Friday, February 10, 2017

Favorite Scene Friday! Up: Taking Off

All this month we'll be looking at the last decade of films nominated for the Academy Award for Best Picture. However it's also February, which is the month of Valentine's Day, so I'm picking a film that was nominated for Best Picture, but also means a great deal to my relationship, as it was the first film I saw with my fiancée, and remains one of our favourites to this day, Pixar's Up.
Artwork by Posterinspired, available on Etsy
The most discussed - and most romantic - scene from Up is easily the opening montage, depicting the life-long relationship between Carl and Ellie, from mis-matched children through their wedding, failed attempts to have children, plans to seek adventures elsewhere and eventually Ellie's heartbreaking demise, but that's not my favourite part. It's not the scene where they meet Dug (although the lovable talking dog is easily one of my top Pixar characters, probably in the top 10), nor is it anything to do with the film's villain, Charles Muntz, or occasionally annoying sidekick Russell. No, the greatest scene in Up lasts just 6 seconds, and is when Carl's newly-flying house passes by the window of a little girl, casting her room in a kaleidoscopic disco of colours and shapes.

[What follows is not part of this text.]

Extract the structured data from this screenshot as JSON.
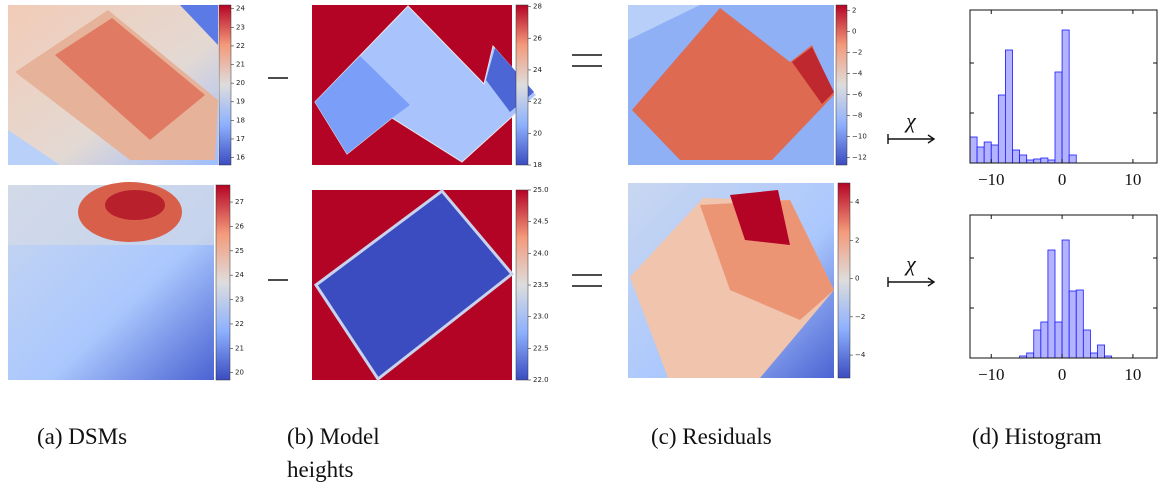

The moment is a classic Pixar notion, a creative extrapolation of how their main plot could tangentially - and beautifully - impact the most minor of characters around them. In this instance it's how Carl's house being carried away by hundreds of helium-filled balloons would look to the people nearby. Onlookers understandably stare in disbelief, mouths agape. A window cleaner on a skyscraper gives a confused wave. And a little girl delights in her room being temporarily decorated like a giant bag of Skittles. It warms my heart every time I watch it.

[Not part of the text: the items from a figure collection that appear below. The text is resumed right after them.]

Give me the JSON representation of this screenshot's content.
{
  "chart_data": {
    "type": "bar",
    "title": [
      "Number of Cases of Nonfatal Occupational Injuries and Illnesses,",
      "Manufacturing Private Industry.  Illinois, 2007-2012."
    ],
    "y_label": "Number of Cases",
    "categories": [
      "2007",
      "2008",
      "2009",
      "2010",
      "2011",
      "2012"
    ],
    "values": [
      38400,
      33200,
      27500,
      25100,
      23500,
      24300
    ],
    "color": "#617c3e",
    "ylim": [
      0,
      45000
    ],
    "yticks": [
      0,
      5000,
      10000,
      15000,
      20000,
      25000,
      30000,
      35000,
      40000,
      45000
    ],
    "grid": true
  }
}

Granted that snippet is part of a bigger whole, so let's also take a quick glance at the rest of the scene. I really like the two orderlies who come to collect Carl to take him to the nursing home. I don't know why I love that one of them has the label sticking out of this shirt, but I do. And the other one, George, is voiced by Donald Fullilove, who also played Mayor Goldie Wilson in Back To The Future. I enjoy the storytelling of the scene. Beforehand we don't know what Carl's plan is, we just know he's due to be shipped off to the retirement home after attacking a construction worker for accidentally damaging his sentimentally invaluable mailbox, but clues are given immediately as the nurses walk away from his front door, remarking on the poor upkeep of the yard which was formerly pristine, but is now littered with empty gas canisters from all the balloons.

OK so some scene elements are a little far fetched - just where did Carl get that impossibly large bag holding the balloons from, and where exactly were they before he unleashed them, and what were they tied to, and how the heck does the tiny little weather vane act as a rudder for something literally the size of a house - but frankly who cares? Just forget all that rubbish and listen to Michael Giacchino's fabulous score and bask in the glorious visuals.

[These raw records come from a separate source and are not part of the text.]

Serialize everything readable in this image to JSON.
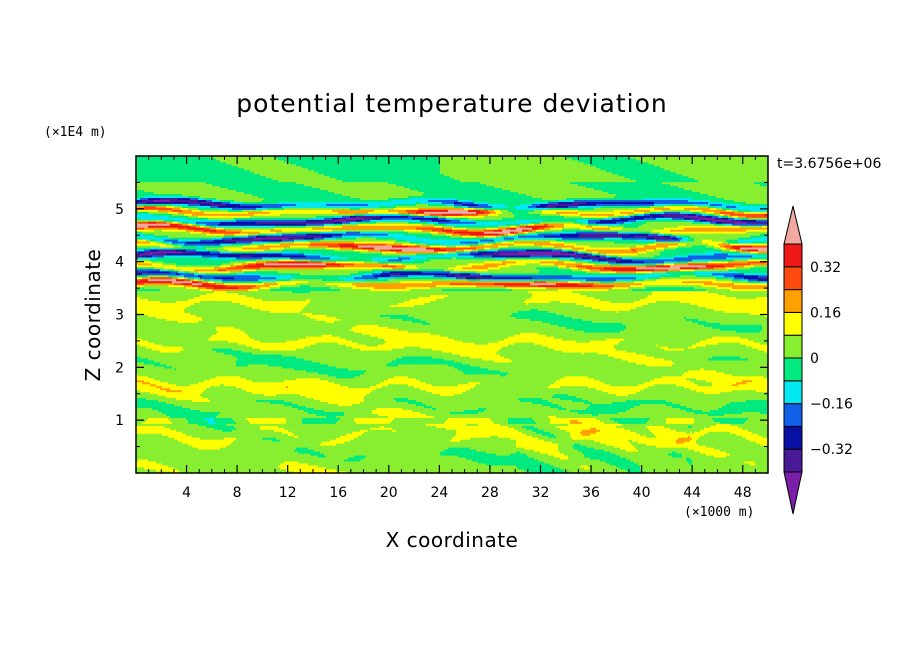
{
  "chart_data": {
    "type": "heatmap",
    "title": "potential temperature deviation",
    "xlabel": "X coordinate",
    "ylabel": "Z coordinate",
    "x_unit": "(×1000 m)",
    "y_unit": "(×1E4 m)",
    "time_label": "t=3.6756e+06",
    "xlim": [
      0,
      50
    ],
    "ylim": [
      0,
      6
    ],
    "x_ticks": [
      4,
      8,
      12,
      16,
      20,
      24,
      28,
      32,
      36,
      40,
      44,
      48
    ],
    "y_ticks": [
      1,
      2,
      3,
      4,
      5
    ],
    "colorbar": {
      "levels": [
        -0.4,
        -0.32,
        -0.24,
        -0.16,
        -0.08,
        0,
        0.08,
        0.16,
        0.24,
        0.32,
        0.4
      ],
      "colors": [
        "#7a1fa8",
        "#4a1a96",
        "#0a10a6",
        "#1060e8",
        "#00e8f0",
        "#00ea80",
        "#88ee30",
        "#ffff00",
        "#ffa000",
        "#ff4a10",
        "#ee1818",
        "#f0a8a0"
      ],
      "tick_labels": [
        "0.32",
        "0.16",
        "0",
        "-0.16",
        "-0.32"
      ],
      "tick_values": [
        0.32,
        0.16,
        0,
        -0.16,
        -0.32
      ],
      "extend": "both"
    },
    "bands": [
      {
        "z": 5.08,
        "amp": 0.06,
        "wave": 18,
        "phase": 0.3,
        "value": -0.36
      },
      {
        "z": 4.95,
        "amp": 0.05,
        "wave": 14,
        "phase": 1.2,
        "value": 0.4
      },
      {
        "z": 4.78,
        "amp": 0.07,
        "wave": 22,
        "phase": 2.1,
        "value": -0.4
      },
      {
        "z": 4.62,
        "amp": 0.06,
        "wave": 16,
        "phase": 0.7,
        "value": 0.4
      },
      {
        "z": 4.45,
        "amp": 0.08,
        "wave": 20,
        "phase": 2.8,
        "value": -0.36
      },
      {
        "z": 4.28,
        "amp": 0.07,
        "wave": 15,
        "phase": 1.6,
        "value": 0.4
      },
      {
        "z": 4.1,
        "amp": 0.08,
        "wave": 24,
        "phase": 0.2,
        "value": -0.4
      },
      {
        "z": 3.92,
        "amp": 0.07,
        "wave": 17,
        "phase": 2.4,
        "value": 0.4
      },
      {
        "z": 3.72,
        "amp": 0.06,
        "wave": 21,
        "phase": 1.0,
        "value": -0.36
      },
      {
        "z": 3.58,
        "amp": 0.04,
        "wave": 13,
        "phase": 0.5,
        "value": 0.36
      }
    ],
    "lower_pattern": [
      {
        "z": 3.25,
        "amp": 0.1,
        "wave": 9,
        "value": 0.05
      },
      {
        "z": 2.85,
        "amp": 0.12,
        "wave": 11,
        "value": -0.02
      },
      {
        "z": 2.45,
        "amp": 0.1,
        "wave": 8,
        "value": 0.05
      },
      {
        "z": 2.05,
        "amp": 0.13,
        "wave": 12,
        "value": -0.03
      },
      {
        "z": 1.65,
        "amp": 0.1,
        "wave": 7,
        "value": 0.06
      },
      {
        "z": 1.25,
        "amp": 0.12,
        "wave": 10,
        "value": -0.04
      },
      {
        "z": 0.7,
        "amp": 0.15,
        "wave": 9,
        "value": 0.05
      },
      {
        "z": 0.3,
        "amp": 0.1,
        "wave": 6,
        "value": -0.02
      }
    ]
  }
}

What's your favorite moment from Pixar?

1 comment:

  1. Great moment in a film that is so damn full of them. Funny enough, I almost picked a scene from Up for this series. Not the beginning (I don't think I could EVER do justice to that scene - just thinking about it makes me choke up a bit) but the reveal of the contents of Ellie's adventure journal later in the film. Hell, that scene makes me choke up just thinking about it. DAMMMIT, Pixar!

    Great, whimsical scene. Must be aggravating from an engineering perspective, though. Is the grate thing at the bottom of the chimney really strong enough to support the weight of the house?? Also, I'm thinking the weather vane is just the means of control for the side sails?